For the crust of the pie in this recipe, you have two options. You can either make the pie crust from scratch or you can buy the ready-made pie crust which is available at most grocery stores. Making pie crust from scratch is actually fairly easy and you can control the ingredients that go into it. If you would like to make your own crust, I have a simple, easy pie crust recipe I have included within this recipe page. The ready-made pie crusts available at the grocery store do have added oils, preservatives, etc. The ready-made pie crusts are certainly convenient and can save you a lot of time. The choice is up to you and I have included directions on how to use both in this recipe.
The recipe below makes one standard 9″ round pie. The leftover pie should be covered and stored in the refrigerator. The pie can be served plain or with whipped cream on top. Since I enjoy making mini desserts, the banana fosters pie that is photographed in this recipe page was created using a mini pie pan. The mini pie pan is perfect since it only makes enough for a single serving (great for those afternoon dessert cravings). If you want to make a mini pie, the recipe below can be divided by how many servings the mini pie provides (not all mini pie pans are the same size). You can purchase mini pie pans online through several different retail outlets.
Banana Fosters Pie
3 ripe bananas
2 cups non-fat Greek style yogurt
1/2 teaspoon rum extract (or 1 tablespoon rum liquor)
1/2 teaspoon salt
A touch of molasses (about 1/8 teaspoon)
1 teaspoon ground cinnamon
1/2 teaspoon ground nutmeg
1/8 teaspoon pure Stevia extract (or 1/4 cup cane sugar or coconut sugar)

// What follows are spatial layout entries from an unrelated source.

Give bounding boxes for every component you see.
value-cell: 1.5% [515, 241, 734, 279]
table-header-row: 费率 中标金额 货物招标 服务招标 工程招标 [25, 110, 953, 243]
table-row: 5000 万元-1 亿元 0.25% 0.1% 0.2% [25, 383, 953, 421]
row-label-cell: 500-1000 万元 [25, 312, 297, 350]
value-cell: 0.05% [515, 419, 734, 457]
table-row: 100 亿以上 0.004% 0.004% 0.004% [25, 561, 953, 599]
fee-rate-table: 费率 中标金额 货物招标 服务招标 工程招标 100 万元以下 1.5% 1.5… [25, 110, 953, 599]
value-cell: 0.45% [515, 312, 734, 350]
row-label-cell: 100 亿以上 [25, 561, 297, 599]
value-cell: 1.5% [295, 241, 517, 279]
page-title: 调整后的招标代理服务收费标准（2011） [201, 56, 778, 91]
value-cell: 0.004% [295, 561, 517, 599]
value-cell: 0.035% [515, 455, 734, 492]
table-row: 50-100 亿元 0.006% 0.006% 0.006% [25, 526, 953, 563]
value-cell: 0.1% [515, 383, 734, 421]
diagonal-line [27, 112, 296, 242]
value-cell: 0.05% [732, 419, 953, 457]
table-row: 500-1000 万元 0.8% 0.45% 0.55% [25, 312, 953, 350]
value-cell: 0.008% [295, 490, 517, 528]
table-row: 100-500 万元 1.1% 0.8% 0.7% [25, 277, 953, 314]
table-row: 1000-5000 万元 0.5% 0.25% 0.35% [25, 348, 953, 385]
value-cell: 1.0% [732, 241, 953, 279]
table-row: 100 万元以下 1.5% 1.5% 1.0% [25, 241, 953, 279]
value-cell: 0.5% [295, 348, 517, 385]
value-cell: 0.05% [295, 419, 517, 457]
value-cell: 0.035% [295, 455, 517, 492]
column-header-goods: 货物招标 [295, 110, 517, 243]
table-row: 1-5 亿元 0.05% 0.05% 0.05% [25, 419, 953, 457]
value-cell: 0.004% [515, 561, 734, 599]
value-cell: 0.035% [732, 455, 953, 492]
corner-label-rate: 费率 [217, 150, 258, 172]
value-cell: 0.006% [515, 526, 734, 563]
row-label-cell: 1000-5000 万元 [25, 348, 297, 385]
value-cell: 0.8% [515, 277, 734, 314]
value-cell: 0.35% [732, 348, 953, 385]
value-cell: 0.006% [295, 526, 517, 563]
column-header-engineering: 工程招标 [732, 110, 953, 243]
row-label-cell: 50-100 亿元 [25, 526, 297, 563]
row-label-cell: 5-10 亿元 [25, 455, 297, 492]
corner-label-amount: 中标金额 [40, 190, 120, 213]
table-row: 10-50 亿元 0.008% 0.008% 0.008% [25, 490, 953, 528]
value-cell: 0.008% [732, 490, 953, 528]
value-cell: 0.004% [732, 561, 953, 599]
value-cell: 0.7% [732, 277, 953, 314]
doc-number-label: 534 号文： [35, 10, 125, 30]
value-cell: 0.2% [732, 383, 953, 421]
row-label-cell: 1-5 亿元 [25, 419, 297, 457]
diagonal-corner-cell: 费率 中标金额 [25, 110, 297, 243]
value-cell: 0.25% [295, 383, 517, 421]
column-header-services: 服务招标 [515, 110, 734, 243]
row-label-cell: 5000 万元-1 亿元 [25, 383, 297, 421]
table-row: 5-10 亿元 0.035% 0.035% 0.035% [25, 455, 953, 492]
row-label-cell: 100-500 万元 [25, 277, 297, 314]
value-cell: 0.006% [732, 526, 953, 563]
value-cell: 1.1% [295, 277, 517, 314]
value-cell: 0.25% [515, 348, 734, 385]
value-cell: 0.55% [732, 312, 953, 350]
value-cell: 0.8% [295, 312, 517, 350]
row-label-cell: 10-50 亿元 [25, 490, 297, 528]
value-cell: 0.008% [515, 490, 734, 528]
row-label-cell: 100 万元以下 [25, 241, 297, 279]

1 (9″) pie crust (either store bought or homemade, see recipe below)
Preheat oven to 350 degrees. Place your rolled out pie crust into a 9″ round pie pan. Place pie crust into the pre-heated oven and bake (unfilled) for about 5 minutes. Meanwhile, in a blender or food processor add the filling ingredients. Blend on medium speed for about a minute. You may need to stop the blender occasionally to stir the ingredients that might get trapped on the sides.
Once the mixture is blended well, pour the mixture into the pre-baked pie crust. Place the pie, once again, into the pre-heated oven and bake for about 30 minutes (or until the custard has set and the crust is a nice golden color). Remove the pie from oven and allow to cool, on a cooling rack, for about an hour. Cover and chill the pie in the refrigerator (so that is can set up some more) for about 2 hours. After the pie has set up it can be sliced and served. The pie can be served plain or topped with whipped cream.
Homemade Pie Crust (makes one 9″ pie crust)
1.5 cups all purpose flour
1/2 cup coconut oil (room temperature is best, do no melt – or 3/4 cup shortening)
1/8 teaspoon pure Stevia extract (or 1 tablespoon cane sugar)
1/2 teaspoon salt
5 tablespoons cold water (more may be needed)
In a large bowl, combine flour, Stevia (or sugar) and salt. Using your fingers press the coconut oil (or shortening) into the flour mixture. Crumb the oil and flour mixture together until it is similar to course sand. Using a fork, stir cold water into the flour/oil mixture. Continue adding water, one tablespoon at a time, until dough somewhat comes together into a ball shape. Press dough into a ball and wrap in plastic. Chill the dough in the refrigerator for about 45 minutes before using. After 45 minutes the dough will be chilled enough to be rolled out, using a rolling pin, on a flour countered. Roll the dough to about 1/8″ in height.